Dulu, sewaktu awal-awal mondok, yang namanya maknani kitab gundul adalah perjuangan yang sangat berat, apalagi sampai memahami apa isi kitab yang tak berharokat itu. Guru saya pun, tiap kali membabarkan kitab, selalu bilang kepada para santrinya. Terutama santri-santri baru. “wes cah, kitabe angger disemak wae yo opo sing tak woco, gak paham yo lah, gak popo. Sing penting dirungoake, diniati tabarukan karo poro ulama’, sopo ngerti suk-suk awakmu kui paham-paham dewe”. Begitu kurang lebih.

Hal-hal yang seperti inilah yang menarik bagi saya di dunia pesantren. Poin pentingnya adalah; piye carane awakmu kui gelem ngaji. Gimana caranya kamu itu mau belajar. Dan belajar itu butuh proses, tidak kok langsung kamu menjadi pintar, ngalim. Dan barokah itu letaknya di situ.

Ihwal itu berbeda jauh dengan pola pendidikan di zaman posmo seperti saat ini. Era digital menuntut seseorang untuk; sering bertanya apa yang tidak diketahuinya itu lewat Simbah Kiai Google. Lebih instan dan cepat, tinggal klik. Tanpa ada guru, pembimbing yang mengarahkannya. Jadi jangan kaget kalau dewasa ini kemudian muncul orang Islam yang akun-akunan. Seakan-akan dia paham soal agama. Padahal, untuk bisa maknani kitab, bisa ngasih harokat utawi iku-iku, butuh waktu yang panjang dan berdarah-darah, siang malam.

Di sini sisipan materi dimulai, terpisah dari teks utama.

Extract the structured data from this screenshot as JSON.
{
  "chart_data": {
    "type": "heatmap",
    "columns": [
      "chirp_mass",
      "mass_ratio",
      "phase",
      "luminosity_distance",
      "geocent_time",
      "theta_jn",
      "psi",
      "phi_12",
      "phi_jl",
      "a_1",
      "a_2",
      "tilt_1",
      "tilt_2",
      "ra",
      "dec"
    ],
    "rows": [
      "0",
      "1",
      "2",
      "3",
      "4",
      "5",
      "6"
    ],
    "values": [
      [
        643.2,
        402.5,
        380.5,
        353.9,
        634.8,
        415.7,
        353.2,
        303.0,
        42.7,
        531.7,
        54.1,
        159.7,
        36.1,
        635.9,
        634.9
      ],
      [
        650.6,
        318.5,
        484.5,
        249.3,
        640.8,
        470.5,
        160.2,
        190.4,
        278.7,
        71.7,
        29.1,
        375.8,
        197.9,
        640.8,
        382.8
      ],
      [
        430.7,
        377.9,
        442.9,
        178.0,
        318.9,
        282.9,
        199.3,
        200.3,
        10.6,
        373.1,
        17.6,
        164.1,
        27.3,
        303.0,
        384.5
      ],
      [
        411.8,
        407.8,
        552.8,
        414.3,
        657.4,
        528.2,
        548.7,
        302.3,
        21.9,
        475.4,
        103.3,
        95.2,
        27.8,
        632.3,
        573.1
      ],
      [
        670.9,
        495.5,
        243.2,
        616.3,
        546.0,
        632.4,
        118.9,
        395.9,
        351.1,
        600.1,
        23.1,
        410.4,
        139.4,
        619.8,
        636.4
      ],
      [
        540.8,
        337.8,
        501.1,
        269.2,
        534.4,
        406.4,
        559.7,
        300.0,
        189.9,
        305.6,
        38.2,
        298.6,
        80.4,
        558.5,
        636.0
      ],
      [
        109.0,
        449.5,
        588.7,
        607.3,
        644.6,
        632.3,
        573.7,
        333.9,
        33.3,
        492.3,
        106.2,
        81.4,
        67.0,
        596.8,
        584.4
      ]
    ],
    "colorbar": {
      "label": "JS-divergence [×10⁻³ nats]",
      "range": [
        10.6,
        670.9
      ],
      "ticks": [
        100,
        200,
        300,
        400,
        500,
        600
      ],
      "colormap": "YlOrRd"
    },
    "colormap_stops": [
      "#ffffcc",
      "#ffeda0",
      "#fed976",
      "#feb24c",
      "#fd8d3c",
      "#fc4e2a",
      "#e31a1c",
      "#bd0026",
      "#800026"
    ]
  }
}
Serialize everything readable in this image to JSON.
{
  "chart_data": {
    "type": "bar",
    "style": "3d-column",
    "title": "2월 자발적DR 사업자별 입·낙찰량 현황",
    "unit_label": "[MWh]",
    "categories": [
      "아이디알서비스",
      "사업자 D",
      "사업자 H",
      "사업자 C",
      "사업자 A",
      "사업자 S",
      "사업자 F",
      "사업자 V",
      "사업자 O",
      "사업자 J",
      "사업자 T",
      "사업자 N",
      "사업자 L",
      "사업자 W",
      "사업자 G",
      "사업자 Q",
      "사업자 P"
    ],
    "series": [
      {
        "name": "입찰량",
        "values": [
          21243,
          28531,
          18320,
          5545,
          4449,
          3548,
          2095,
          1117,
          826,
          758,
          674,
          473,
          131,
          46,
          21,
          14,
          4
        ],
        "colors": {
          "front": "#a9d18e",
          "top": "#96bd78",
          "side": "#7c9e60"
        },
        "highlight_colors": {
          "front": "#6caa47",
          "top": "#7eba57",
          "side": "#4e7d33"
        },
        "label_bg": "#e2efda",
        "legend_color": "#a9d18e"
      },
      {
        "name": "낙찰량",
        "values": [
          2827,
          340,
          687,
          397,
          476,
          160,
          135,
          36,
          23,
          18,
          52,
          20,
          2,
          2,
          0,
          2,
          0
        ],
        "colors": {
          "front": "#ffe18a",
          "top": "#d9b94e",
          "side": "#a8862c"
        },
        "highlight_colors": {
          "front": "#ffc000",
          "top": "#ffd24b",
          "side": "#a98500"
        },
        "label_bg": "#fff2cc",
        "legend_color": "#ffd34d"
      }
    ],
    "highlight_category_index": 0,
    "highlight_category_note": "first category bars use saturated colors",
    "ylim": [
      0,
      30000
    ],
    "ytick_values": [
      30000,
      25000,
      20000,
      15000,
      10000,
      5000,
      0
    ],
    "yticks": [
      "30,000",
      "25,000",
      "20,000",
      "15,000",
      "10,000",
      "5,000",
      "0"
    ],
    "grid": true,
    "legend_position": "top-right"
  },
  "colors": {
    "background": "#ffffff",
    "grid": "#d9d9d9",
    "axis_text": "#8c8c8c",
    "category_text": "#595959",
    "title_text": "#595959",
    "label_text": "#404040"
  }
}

Dan sekarang tinggal memilih. Belajar kepada 'guru' yang instan kemudian tahu dalil-dalil a-z (baik al-qur’an hadis), tanpa tahu mengapa kok bisa begitu, permasalahan dan konteks apa yang sedang dibicarakan? apa latarbelakang dalil itu bisa muncul? atau belajar melalui para guru, melalui para murabbi yang siap membimbing tiada kenal waktu? Dari situlah kualitas seseorang ditentukan.